Мрачный вышел Степан из оперного театра и остановился у крыльца закурить. Дважды знаменательный день его жизни закончился совсем глупо.
— Разрешите прикурить? — услышал он знакомый голос и увидел девушку, подарившую ему соску.
Степан страшно обрадовался и заволновался, словно увидел кого-то, с кем связаны самые светлые надежды. Он учтиво зажёг для девушки отдельную спичку и пошёл рядом с ней.
— Уже закурила, — заметила она, когда он свернул одновременно с ней на улицу Ленина.
— Я хочу поблагодарить вас за подарок, — промолвил Степан, немного подумав.

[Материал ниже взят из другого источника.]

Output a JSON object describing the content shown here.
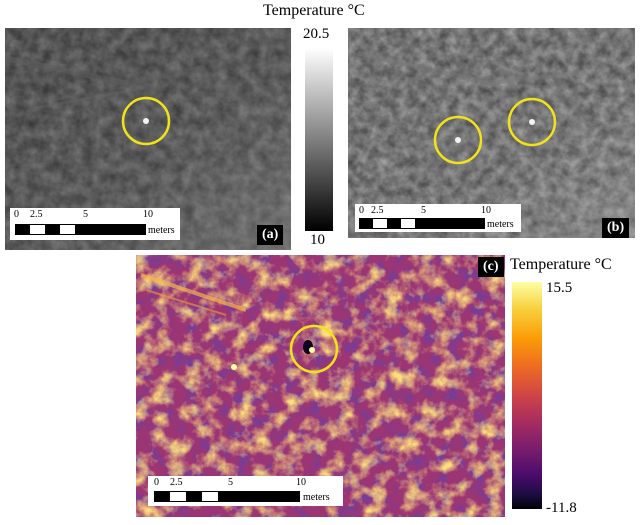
{
  "colorbar_gray": {
    "title": "Temperature °C",
    "max": "20.5",
    "min": "10"
  },
  "colorbar_inferno": {
    "title": "Temperature °C",
    "max": "15.5",
    "min": "-11.8"
  },
  "panel_a": {
    "label": "(a)",
    "scale_ticks": [
      "0",
      "2.5",
      "5",
      "10"
    ],
    "unit": "meters"
  },
  "panel_b": {
    "label": "(b)",
    "scale_ticks": [
      "0",
      "2.5",
      "5",
      "10"
    ],
    "unit": "meters"
  },
  "panel_c": {
    "label": "(c)",
    "scale_ticks": [
      "0",
      "2.5",
      "5",
      "10"
    ],
    "unit": "meters"
  },
  "colors": {
    "highlight_circle": "#f2e21a",
    "tag_bg": "#000000"
  }
}
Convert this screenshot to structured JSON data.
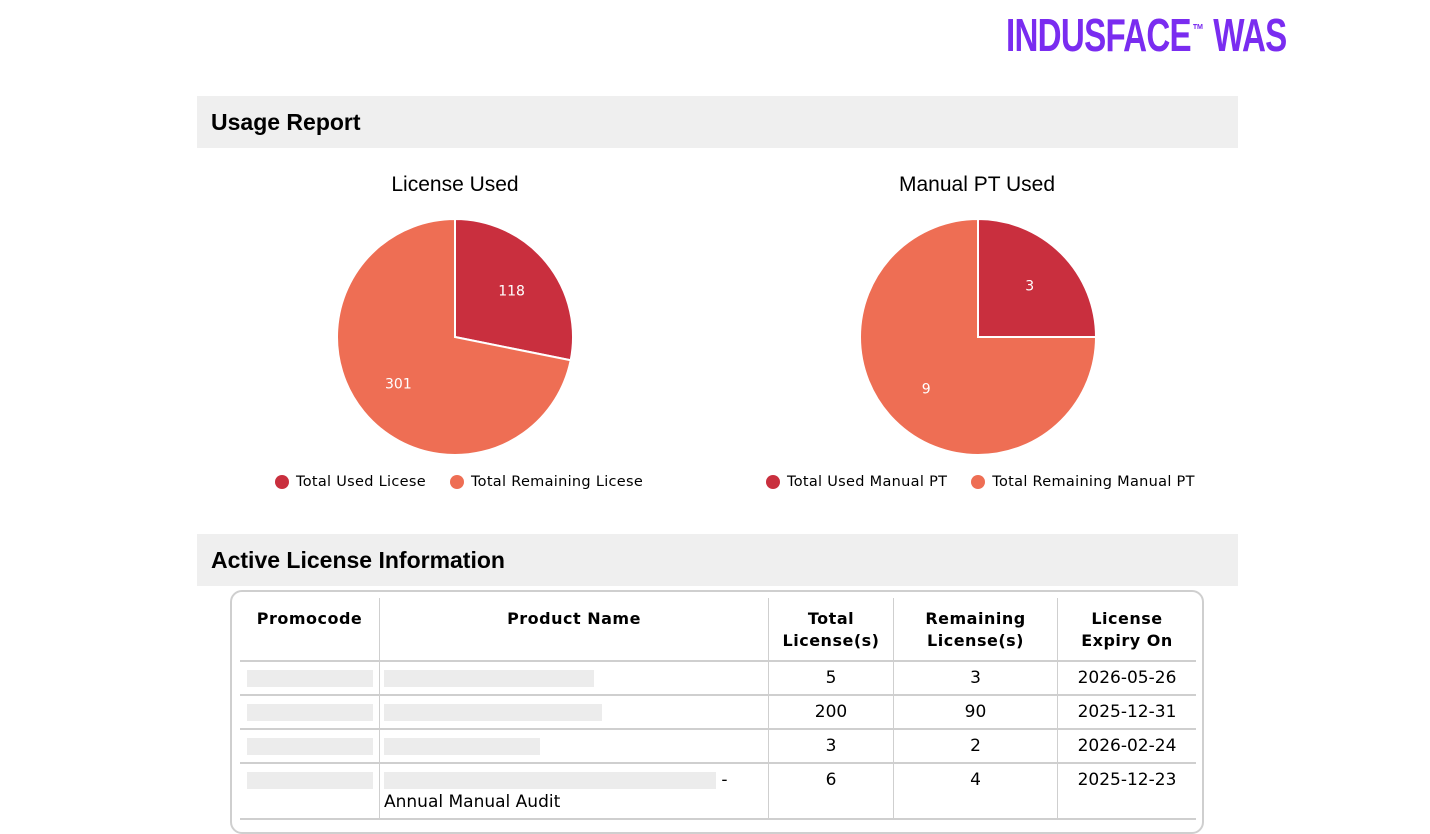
{
  "logo": {
    "name": "INDUSFACE",
    "tm": "™",
    "product": "WAS"
  },
  "sections": {
    "usage_report": "Usage Report",
    "active_license": "Active License Information"
  },
  "colors": {
    "used": "#c92f3e",
    "remaining": "#ee6e54",
    "brand": "#7a2cf0"
  },
  "chart_data": [
    {
      "type": "pie",
      "title": "License Used",
      "categories": [
        "Total Used Licese",
        "Total Remaining Licese"
      ],
      "values": [
        118,
        301
      ]
    },
    {
      "type": "pie",
      "title": "Manual PT Used",
      "categories": [
        "Total Used Manual PT",
        "Total Remaining Manual PT"
      ],
      "values": [
        3,
        9
      ]
    }
  ],
  "table": {
    "headers": [
      "Promocode",
      "Product Name",
      "Total License(s)",
      "Remaining License(s)",
      "License Expiry On"
    ],
    "rows": [
      {
        "total": "5",
        "remaining": "3",
        "expiry": "2026-05-26",
        "product_suffix": ""
      },
      {
        "total": "200",
        "remaining": "90",
        "expiry": "2025-12-31",
        "product_suffix": ""
      },
      {
        "total": "3",
        "remaining": "2",
        "expiry": "2026-02-24",
        "product_suffix": ""
      },
      {
        "total": "6",
        "remaining": "4",
        "expiry": "2025-12-23",
        "product_suffix": "- Annual Manual Audit"
      }
    ]
  }
}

— Пожалуйста! Сосите её на досуге.
Он посмотрел на девушку, поражённый её задорным тоном. Маленькая, худенькая, в смятой шляпке. Молодой человек остался недоволен, сравнив её с собой, но тем не менее осторожно взял её под руку, когда пришлось переходить улицу. Она исподлобья взглянула на юношу, отняла руку и пошла дальше чётким военным шагом.
— Чего же вы молчите? — спросила она, сворачивая в Гимназический переулок.
— А как вас зовут? — нерешительно спросил Степан.
— А вам какое дело? — сурово ответила девушка.— Меня зовут Зоськой, — добавила она, смилостивившись.
— Зося… — начал Степан.
— Меня зовут Зоська, Зоська! — нетерпеливо повторила она, сворачивая к дверям.
Молодой человек пошёл за нею, смутно надеясь, что на лестнице темно и он сможет поцеловать её, хоть этим вознаградить себя за напрасно потраченные деньги. Но девушка, словно догадываясь о его желании, взбежала на первый этаж и защёлкала ключом.
— Бонжур! — насмешливо крикнула она, исчезая.
II.
После многих поправок и подчисток на листе осталось несколько слов, как будто бы вполне приличных.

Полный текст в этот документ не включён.